Once the calculation is done, we want to eventually return a tuple, which is why we return with Py_BuildValue(). The input (ddd) means that we wish to return a python tuple with 3 doubles as values.

Now, we can map these wrapper functions to a name in python:

static PyMethodDef VecMethods[] = {
    {"vector_cross", py_vector_cross, METH_VARARGS, "Compute 3D cross product."},
    {NULL, NULL, 0, NULL}
};

What this means, is that if this extension is imported, we should be able to call a vector_cross() function in python. Calling said function in python should invoke our C implementation behind the scenes.

And finally some boilerplate to create the extension:

static struct PyModuleDef vecmodule = {
    PyModuleDef_HEAD_INIT,
    "vec",
    "3D vector operations",
    -1,
    VecMethods
};

PyMODINIT_FUNC PyInit_vec(void) {
    return PyModule_Create(&vecmodule);
}

Basically, when we build this extension, we’ll need to give it a name that python can find and reference. In the PyModuleDef structure, we tell Python that we want to call our extension vec and that the list of methods we expose is given by the structure VecMethods.

The PyInit_vec() function is the entry point that python will call whenever this extension is imported.
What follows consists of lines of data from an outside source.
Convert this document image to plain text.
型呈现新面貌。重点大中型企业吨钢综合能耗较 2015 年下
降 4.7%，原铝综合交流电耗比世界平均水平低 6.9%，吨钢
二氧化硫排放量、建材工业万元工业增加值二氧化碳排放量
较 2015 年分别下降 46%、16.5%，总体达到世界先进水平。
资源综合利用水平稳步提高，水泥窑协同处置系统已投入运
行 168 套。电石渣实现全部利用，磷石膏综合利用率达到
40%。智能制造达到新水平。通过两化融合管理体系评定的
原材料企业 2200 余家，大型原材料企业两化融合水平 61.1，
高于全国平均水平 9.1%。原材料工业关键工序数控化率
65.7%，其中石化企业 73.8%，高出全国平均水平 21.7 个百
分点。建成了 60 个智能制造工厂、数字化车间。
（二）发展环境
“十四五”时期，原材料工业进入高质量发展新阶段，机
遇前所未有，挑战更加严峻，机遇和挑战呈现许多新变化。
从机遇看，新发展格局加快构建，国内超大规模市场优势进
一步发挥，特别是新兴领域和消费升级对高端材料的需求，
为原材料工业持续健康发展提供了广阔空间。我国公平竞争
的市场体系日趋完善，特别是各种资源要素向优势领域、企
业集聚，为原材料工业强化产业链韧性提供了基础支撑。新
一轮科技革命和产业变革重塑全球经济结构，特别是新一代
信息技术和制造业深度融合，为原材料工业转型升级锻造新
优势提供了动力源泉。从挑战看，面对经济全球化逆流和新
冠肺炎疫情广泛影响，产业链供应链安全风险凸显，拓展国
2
The name after PyInit must match with the name specified in PyModuleDef.

What that boils down to for us here, is that once this extension is built, python will know how to initialize it when we do:

import vec

Building the extension

Before pressing the big red button, we need to keep in mind that we need

-> a shared object, not a standalone program

-> we want it position-independent, i.e. be able to place our shared object wherever

-> have the naming correct, because python expects a specific pattern when looking for shared objects and it does have a hierarchy when searching

-> we want to compile the source files vector_product_py.c AND the “glue” file vector_product_module.c

In my case, this boils down to the following gcc command:

gcc -fPIC -shared $(python3-config --includes) vector_product_module.c vector_product_py.c -o vec$(python3-config --extension-suffix)

Which outputted a file:

vec.cpython-310-x86_64-linux-gnu.so

Trying it out

At this point, the shared library must be in the same directory that you’re working from (this is a topic for a future blog post!)

So assuming we’re in the directory where we’ve outputted the shared object:

root@debian-test:~/py# python3
Python 3.10.12 (main, Jun 11 2023, 05:26:28) [GCC 11.4.0] on linux
Type "help", "copyright", "credits" or "license" for more information.
>>> import vec
>>> vec.vector_cross((-1, 2, 3),(-2, 0, 1))
(2.0, -5.0, 4.0)

Success! Python is successfully calling into our simple C function.

What now?

Will I use this constantly? Probably not, but Python’s C API is more approachable than I expected. If you’ve ever looked at those import statements and wondered what’s really happening, then now you know.